Martedì 3 febbraio, presso la sede del GAL Colline Salernitane, alla presenza di un nutrito pubblico, si è tenuta la presentazione del libro “LA STRATEGIA DELLA LUMACA”, a cura di Germano Fiore, Direttore UOC-UOSM Salerno, e Agostino Vietri, psichiatra e referente per la riabilitazione presso la struttura di via Bastioni – Salerno.

L’incontro ha rappresentato non solo un momento di confronto tra gli autori, il Direttore del GAL Eligio Troisi e il Responsabile della Cooperativa “Laboratori dei Pensieri Scomposti”, Umberto Flauto, ma soprattutto una profonda riflessione sull’efficacia di un progetto concreto di inclusione sociale e riabilitazione psichiatrica, sostenuto dal GAL nell’ambito della T.I. 16.9.1 Az. B.
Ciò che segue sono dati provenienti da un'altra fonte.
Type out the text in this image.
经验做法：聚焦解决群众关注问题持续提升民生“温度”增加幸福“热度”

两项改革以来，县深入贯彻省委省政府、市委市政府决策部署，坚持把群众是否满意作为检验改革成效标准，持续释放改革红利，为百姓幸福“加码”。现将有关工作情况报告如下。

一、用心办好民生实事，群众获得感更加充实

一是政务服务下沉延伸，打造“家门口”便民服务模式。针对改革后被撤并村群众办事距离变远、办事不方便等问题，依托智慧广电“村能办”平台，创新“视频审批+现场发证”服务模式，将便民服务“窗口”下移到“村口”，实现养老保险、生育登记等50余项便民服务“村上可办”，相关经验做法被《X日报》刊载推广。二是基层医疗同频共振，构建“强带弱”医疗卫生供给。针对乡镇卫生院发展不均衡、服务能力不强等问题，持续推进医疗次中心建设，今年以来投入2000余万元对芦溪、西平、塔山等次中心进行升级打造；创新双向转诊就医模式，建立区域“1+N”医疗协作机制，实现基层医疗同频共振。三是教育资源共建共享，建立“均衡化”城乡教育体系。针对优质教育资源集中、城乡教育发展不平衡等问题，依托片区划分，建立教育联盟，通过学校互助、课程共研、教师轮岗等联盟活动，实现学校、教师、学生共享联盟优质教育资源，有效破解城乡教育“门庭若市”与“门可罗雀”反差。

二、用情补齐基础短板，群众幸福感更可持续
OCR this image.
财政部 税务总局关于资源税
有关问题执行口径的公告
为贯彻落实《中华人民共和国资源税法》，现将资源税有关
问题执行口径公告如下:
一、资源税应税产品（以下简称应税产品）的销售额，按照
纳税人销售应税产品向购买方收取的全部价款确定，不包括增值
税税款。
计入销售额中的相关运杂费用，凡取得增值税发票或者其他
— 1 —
«La “strategia della lumaca”, ha sottolineato la Vice Presidente del GAL, Carolina Cammarano, nel saluto istituzionale, diventa metafora di un percorso lento ma determinato, in grado di generare impatti positivi reali e misurabili nella vita dei giovani con disabilità psichica. Attraverso attività mirate e un lavoro di rete tra pubblico e privato, ha continuato Cammarano, il progetto ha dimostrato come le politiche di sviluppo locale possano incidere concretamente sul benessere psico-sociale, diventando esempio virtuoso di utilizzo delle risorse pubbliche».

La Vice Presidente ha inoltre affermato: “Il GAL ha assunto l’impegno di continuare a lavorare e costruire insieme progetti comuni a favore delle fasce sociali più deboli in una logica di inclusione sociale”.

L’intervento di Umberto Flauto, Responsabile della Coop. Laboratorio dei Pensieri Scomposti, si è concentrato sull’importanza di applicare la metodologia della lumaca, “Rallentare il tempo”, come fattore dinamico di processi che portano dalla condizione di isolamento all’inclusione ed integrazione dei soggetti fragili.

Gli autori, Germano Fiore e Agostino Vietri, hanno spiegato ai presenti gli obiettivi

della pubblicazione: la salute mentale deve curare non il singolo paziente, ma l’intera Comunità, prestando attenzione anche ai genitori dei ragazzi con disabilità psichica, spesso non pronti ad accettare la condizione in famiglia.

«Questo progetto – ha dichiarato il Direttore Troisiincarna pienamente la missione del GAL, non solo soggetto di sviluppo economico, ma anche presidio di legalità e promotore di inclusione, capace di sostenere percorsi umani e professionali che restituiscono dignità e nuove opportunità a chi spesso resta ai margini. Perché l’agricoltura, continua Troisi, è già di per sé fattore di inclusione e integrazione sociale: i ritmi agricoli delle stagioni, la manualità, il lavoro di squadra diventano la più formidabile “terapia” per lavorare sulle condizioni di disagio che portano all’isolamento».

Tra gli interventi del pubblico si cita il contributo del Dott. Luigi Bernabò, per la sua lunga esperienza nel campo del Terzo Settore e dell’inclusione sociale.

La presentazione ha riscosso grande interesse e partecipazione, rappresentando un buon viatico per continuare a sostenere percorsi di agricoltura sociale.